Il terremoto non è stato drammatico quanto il dopo terremoto, questo ci ha cambiato veramente. E perché ci ha cambiati questa volta veramente in negativo? Perché ogni ricostruzione mette in campo degli interessi e ci sono sempre degli interessi quando c’è un capitale messo a disposizione di una comunità ferita. Ed il dopo terremoto ci ha divisi. Noi facciamo memoria anche di queste piaghe delle quali non sempre si parla ed adesso ovviamente ne parliamo nel pudore della preghiera perché non siamo qui a fare discorsi che interpellino altre competenze se non la nostra di oranti, di credenti. Ed allora se c’è una cosa de chiedere ai 3.000 che quella sera partirono insieme ed alcuni agonizzando a lungo sotto le macerie, è: “Aiutateci a stare insieme adesso”. Perché anche noi nel primo lockdown abbiamo sperimentato una unità ecclesiale e nazionale ma adesso già andiamo sfrangiandoci, andiamo separandoci. E come è possibile una ricostruzione? E sarà molto più difficoltosa la ricostruzione post Covid di quella del post terremoto. Come è possibile affrontare questa sfida che è qui davanti a noi, ad un passo da noi, così divisi.

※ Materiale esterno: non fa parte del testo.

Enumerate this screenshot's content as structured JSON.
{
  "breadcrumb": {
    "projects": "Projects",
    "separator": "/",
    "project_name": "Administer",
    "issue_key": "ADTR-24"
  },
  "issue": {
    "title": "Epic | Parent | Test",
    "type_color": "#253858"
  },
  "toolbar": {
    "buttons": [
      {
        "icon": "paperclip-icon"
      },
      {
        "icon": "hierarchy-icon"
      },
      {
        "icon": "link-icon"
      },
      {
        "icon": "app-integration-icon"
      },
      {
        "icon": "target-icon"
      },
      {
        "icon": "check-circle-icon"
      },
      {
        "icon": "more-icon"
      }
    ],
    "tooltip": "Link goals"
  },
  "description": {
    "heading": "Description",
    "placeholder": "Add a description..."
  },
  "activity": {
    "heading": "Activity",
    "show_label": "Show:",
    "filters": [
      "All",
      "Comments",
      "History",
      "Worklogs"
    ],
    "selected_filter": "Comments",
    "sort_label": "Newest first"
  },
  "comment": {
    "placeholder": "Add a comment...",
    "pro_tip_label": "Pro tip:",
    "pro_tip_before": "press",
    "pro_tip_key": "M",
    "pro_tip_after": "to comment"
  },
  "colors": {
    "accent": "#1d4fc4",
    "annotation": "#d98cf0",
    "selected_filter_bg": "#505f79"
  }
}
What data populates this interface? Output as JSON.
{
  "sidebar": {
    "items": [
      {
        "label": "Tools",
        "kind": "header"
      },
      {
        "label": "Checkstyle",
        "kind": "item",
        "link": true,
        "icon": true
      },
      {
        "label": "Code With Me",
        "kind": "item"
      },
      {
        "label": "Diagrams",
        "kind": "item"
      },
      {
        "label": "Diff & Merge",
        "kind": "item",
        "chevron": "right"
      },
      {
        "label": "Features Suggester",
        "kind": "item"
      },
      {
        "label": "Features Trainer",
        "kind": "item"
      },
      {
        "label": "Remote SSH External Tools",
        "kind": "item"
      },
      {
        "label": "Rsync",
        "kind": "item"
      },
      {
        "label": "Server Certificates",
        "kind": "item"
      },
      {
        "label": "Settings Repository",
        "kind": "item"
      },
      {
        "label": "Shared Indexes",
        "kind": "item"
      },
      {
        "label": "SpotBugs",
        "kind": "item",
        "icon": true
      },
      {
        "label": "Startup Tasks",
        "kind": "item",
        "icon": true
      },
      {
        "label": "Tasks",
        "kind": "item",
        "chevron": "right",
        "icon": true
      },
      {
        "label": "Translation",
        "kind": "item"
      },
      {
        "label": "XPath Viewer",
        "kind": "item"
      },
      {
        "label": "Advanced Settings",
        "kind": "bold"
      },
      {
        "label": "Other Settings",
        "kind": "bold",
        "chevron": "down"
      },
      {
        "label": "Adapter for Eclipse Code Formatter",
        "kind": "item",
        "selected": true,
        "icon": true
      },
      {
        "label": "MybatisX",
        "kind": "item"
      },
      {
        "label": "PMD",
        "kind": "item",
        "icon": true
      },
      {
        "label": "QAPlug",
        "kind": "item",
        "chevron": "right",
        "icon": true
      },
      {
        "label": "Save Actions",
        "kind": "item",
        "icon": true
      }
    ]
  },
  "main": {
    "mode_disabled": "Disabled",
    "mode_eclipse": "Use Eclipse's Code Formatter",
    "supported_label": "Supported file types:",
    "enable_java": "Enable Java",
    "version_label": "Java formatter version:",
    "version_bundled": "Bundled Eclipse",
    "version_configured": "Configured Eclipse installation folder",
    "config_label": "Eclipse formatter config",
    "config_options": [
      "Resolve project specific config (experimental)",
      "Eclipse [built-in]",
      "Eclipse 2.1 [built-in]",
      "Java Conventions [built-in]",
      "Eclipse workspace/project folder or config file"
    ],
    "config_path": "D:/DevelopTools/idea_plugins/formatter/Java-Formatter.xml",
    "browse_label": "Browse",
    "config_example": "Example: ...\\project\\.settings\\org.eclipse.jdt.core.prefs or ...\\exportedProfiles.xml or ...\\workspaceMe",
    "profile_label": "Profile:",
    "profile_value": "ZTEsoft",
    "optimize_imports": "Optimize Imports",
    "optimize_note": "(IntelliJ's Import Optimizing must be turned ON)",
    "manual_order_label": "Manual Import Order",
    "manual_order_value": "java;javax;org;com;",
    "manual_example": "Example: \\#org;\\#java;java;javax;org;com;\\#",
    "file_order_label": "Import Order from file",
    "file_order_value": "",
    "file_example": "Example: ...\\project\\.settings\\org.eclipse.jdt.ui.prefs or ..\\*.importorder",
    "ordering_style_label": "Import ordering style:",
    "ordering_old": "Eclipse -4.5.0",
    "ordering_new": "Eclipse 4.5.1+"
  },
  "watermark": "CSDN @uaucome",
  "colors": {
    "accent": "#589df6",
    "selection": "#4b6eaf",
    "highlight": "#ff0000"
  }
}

La memoria dei caduti ci aiuta a vivere e ci riporta questa sera questa consegna: affratellatevi. Vediamo con preoccupazione anche in vertici del nostro stato a volte delle avvisaglie di particolarismi quando in questo momento c’è il “noi” della nazione. Questo terremoto è un terremoto mondiale. 40 anni fa impressionava che le migliaia di chilometri quadrati che interessavano il cratere del terremoto ma adesso questo terremoto non è in un luogo ma è mondiale. Possiamo trovare la coscienza umana, civica, civile ed ecclesiale per collaborare dando del nostro, non il superfluo. Ma più che sul piano materiale parlo sul piano ideale, vanno messe in campo le forze migliori che abbiamo, quanto di più prezioso possediamo, va condiviso per poter affrontare il post covid. La storia ci insegna e ci ripresenta da distanza di 40 anni le stesse situazioni. E’ chiaro, cambia la portata, cambia la coscienza, ma siamo di nuovo ad un bivio, innanzi ad una sfida».